What's the notable difference between a polyamorous relationship and an open one. I was under the impression that a polyamorous entails more than a single partner for a long-term period of time, thus polyamorous (multiple loves), while an open relationship had no additional ltr's involved. Is this impression somewhat accurate or mislead?
 

Drolefille

PolyPanGeekGirl
Thanks for the responses. One more:

What's the notable difference between a polyamorous relationship and an open one. I was under the impression that a polyamorous entails more than a single partner for a long-term period of time, thus polyamorous (multiple loves), while an open relationship had no additional ltr's involved. Is this impression somewhat accurate or mislead?
It's vague and overlapping and there aren't really firm definitions but here's my best shot.

So open vs. closed typically means whether any particular member of the relationship is looking for other partners. It's possible to have a "closed triad" where the three people are all seeing each other but not seeking out anyone else. Vs. an open triad where three people all see each other but may be seeking or open to the possibility of other partners.

But it isn't that simple. Of course :p
So a typical couple that are "open" might be OK with sex with others, but not relationships, or ok with a friends with benefits situation, but not romantic relationships, or they might basically be "poly" but not use the label.

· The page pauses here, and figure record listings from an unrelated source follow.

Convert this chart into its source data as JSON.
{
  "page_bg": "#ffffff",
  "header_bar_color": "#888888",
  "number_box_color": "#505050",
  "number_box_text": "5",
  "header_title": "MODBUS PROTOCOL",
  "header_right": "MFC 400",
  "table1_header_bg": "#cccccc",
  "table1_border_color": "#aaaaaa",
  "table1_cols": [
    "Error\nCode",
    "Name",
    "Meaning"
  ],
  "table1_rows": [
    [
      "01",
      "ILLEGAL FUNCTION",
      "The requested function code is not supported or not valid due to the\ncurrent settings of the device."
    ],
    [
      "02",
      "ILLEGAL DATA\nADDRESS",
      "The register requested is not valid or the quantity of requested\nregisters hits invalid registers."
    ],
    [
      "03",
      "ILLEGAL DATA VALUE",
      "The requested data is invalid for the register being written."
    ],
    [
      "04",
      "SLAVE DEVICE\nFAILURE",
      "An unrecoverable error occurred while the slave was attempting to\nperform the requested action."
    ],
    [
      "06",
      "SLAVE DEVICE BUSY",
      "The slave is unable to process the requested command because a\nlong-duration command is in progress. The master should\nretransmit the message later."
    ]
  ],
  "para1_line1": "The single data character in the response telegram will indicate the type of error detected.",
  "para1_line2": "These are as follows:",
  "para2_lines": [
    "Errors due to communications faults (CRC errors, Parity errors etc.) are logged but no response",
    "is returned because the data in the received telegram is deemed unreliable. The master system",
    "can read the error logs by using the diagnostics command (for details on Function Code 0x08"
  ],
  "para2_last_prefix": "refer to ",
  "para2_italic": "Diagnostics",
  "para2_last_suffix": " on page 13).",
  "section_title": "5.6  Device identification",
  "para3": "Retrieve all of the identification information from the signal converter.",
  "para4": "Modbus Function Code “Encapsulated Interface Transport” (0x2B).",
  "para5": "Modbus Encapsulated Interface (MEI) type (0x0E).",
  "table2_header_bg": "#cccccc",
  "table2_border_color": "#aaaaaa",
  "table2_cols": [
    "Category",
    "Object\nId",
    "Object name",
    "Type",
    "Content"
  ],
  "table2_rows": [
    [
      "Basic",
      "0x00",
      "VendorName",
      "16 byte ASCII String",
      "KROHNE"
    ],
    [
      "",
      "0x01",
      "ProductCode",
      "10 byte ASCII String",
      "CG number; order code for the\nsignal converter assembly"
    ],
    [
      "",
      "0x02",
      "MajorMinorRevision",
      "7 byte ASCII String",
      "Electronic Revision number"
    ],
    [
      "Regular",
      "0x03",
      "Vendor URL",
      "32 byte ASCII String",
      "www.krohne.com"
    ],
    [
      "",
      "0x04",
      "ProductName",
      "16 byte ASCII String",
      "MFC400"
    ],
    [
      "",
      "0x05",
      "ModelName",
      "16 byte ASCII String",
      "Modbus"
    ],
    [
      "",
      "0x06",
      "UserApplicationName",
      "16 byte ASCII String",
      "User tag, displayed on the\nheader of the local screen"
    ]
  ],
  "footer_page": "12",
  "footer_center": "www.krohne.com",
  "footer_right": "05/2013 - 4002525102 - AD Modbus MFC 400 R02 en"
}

Poly specifically is "many loves" as you noted, and typically means that the individuals are open to having multiple romantic (usually including sexual) relationships with other people. They might also occasionally bang a guy they pick up at the club too... so you see there's a lot of overlap.

Swinging, as a note, is pretty much the *ugh* "wife swap" thing. I dislike the terminology. But two (or more) couples who engage in sex with each other's partners but don't have a romantic relationship outside of that. That isn't even always accurate either. Swinging tends to be "older" terminology and the population who identify that way tends to be older. And there's often a lot of heterosexism. (Honestly kink is where I a LOT of heterosexism, gender essentialism (male dom/female sub) and a surprising amount of conservative Christians espousing the above. But that's a digression.)

So yeah there's a lot of overlap. I use poly in the sense I defined it. But as a default saying I'm "non-monogamous" can be clearer, if simply broad.
 

MysticSang'ha

Big Squishy Hugger
Premium Member
Thanks for the responses. One more:

What's the notable difference between a polyamorous relationship and an open one. I was under the impression that a polyamorous entails more than a single partner for a long-term period of time, thus polyamorous (multiple loves), while an open relationship had no additional ltr's involved. Is this impression somewhat accurate or mislead?

Drolefille's description is pretty much how I'd say it, too. Polyamory is a relatively newer definition for what was defined as "open" relationships, though back then how we have our marriage is traditionally (*snicker*) considered an open marriage, with both spouses having the liberty to seek outside partners for coupling. Polyamory I think allows relationships to define their own parameters, how many, how much time, and how intimate, meaning that poly people can engage in group dynamics of more than two or three. IOW I see polyamory being the umbrella term for how poly people wish to negotiate their time and boundaries of physical and emotional intimacy with others in their circle.

Hubbie and I nearly did a swap with another couple, but the guy in the other relationship flipped out shortly before we were all going to spend a weekend together. So, I can't say anything first-hand about how something like that really is.